O pedido para alongar ainda mais o inquérito foi feito às vésperas do segundo turno das eleições municipais de 2024 – pleito, afinal, vencido por Nunes. A 8.ª Vara Criminal da Justiça Federal autorizou a prorrogação em 19 de novembro de 2024.

Contra essa decisão, a defesa do prefeito ingressou no TRF3 com pedido de habeas corpus para trancar o inquérito da PF.

O desembargador aponta em seu voto ‘coação ilegal decorrente do excesso de prazo do expediente policial em que se pretende dar continuidade a eventuais diligências apuratórias em face de Ricardo Nunes’.

O desembargador incluiu no texto o capítulo ‘Da Responsabilidade polícia e o Estado de Direito’ para condenar investigações sem fim. “De forma objetiva, vislumbra-se odiosa situação de sucessivas prorrogações de inquérito policial por anos, sem vislumbrar seu fim, com indevida restrição ao paciente (Nunes) de sua liberdade política, e consubstancia-se verdadeiro stalking ao lhe impingir perene ameaça e vigilância”, escreveu Fausto.

Para ele, ‘não se deve estigmatizar o indivíduo pelo simples fato de ser político’. “Tal atitude não corresponde à crítica legítima.
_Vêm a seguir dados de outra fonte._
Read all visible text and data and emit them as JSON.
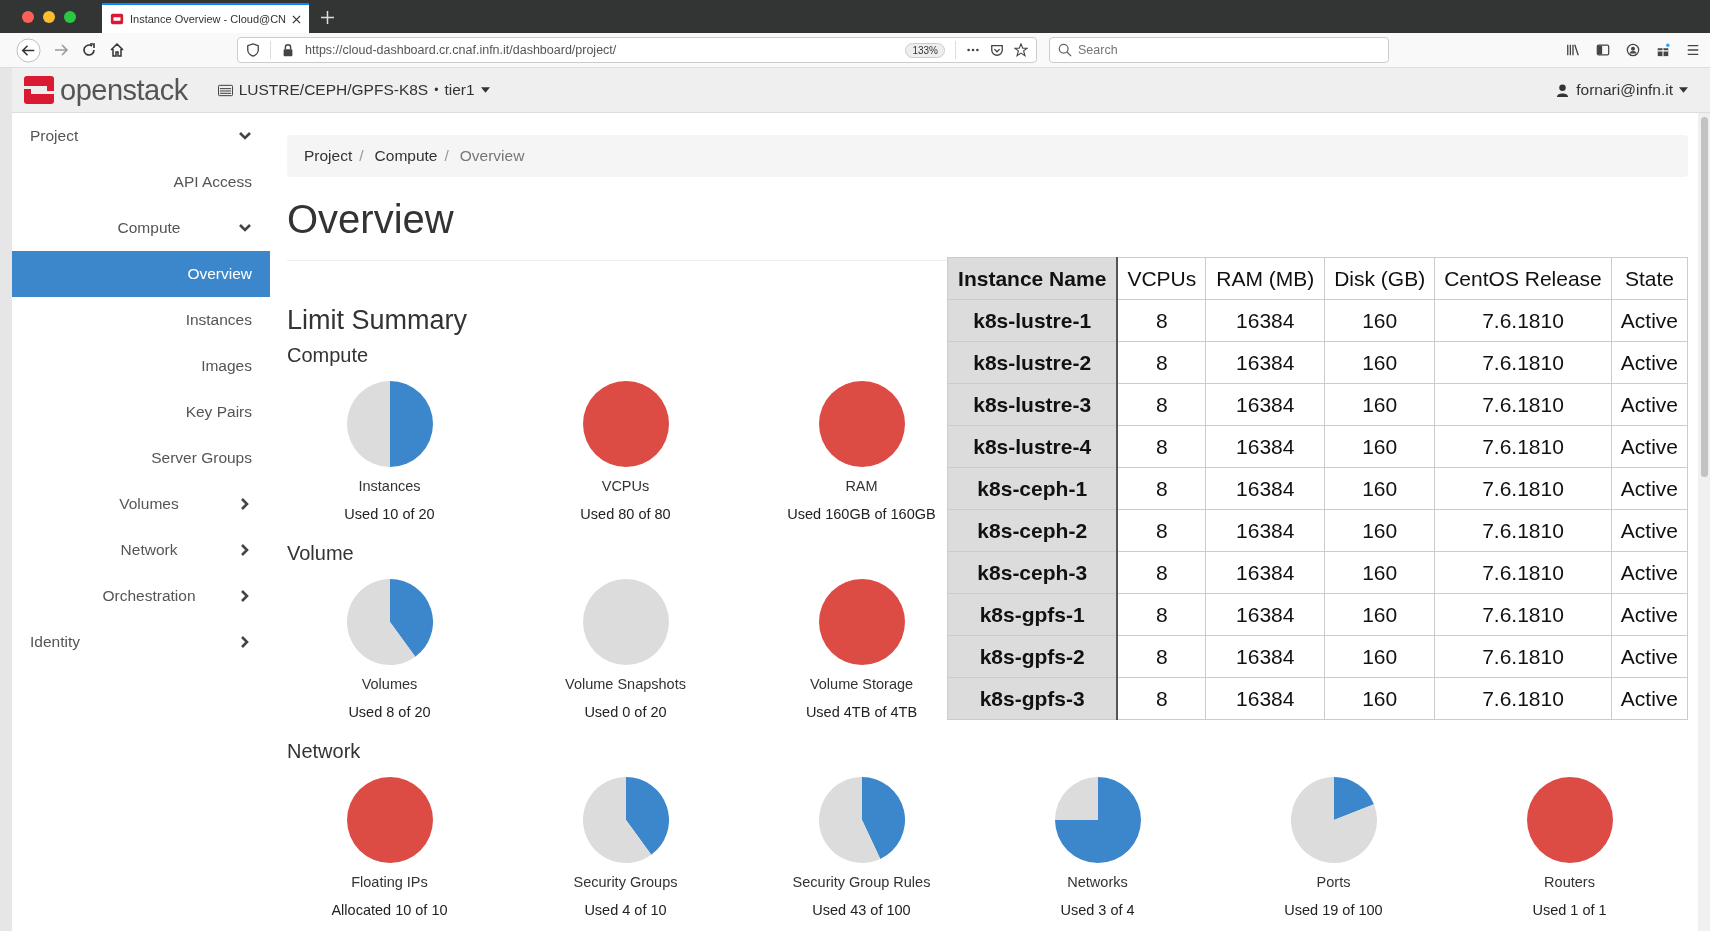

A denúncia da corrupção, quando existente, deve ser combatida com rigor, mas jamais ser mero instrumento de ameaça ou silenciamento dos representantes escolhidos democraticamente pela maioria.”

Na avaliação do magistrado, ‘a marginalização da figura do político, enquanto tal, equivale à erosão da própria legitimidade do sistema republicano’.

Fausto de Sanctis considera que ‘ser político não invalida os valores de honestidade e correção em que acreditamos, tampouco os desqualifica como cidadãos’.

“Assim, como se combate legitimamente a homofobia, a islamofobia, o antissemitismo, o racismo, a cristofobia, de igual forma deve-se agir com relação à politicofobia, a intolerância política estimulada por campanhas de manipulação, inconfundível com legítimas opiniões e críticas, que são bem-vindas”, segue.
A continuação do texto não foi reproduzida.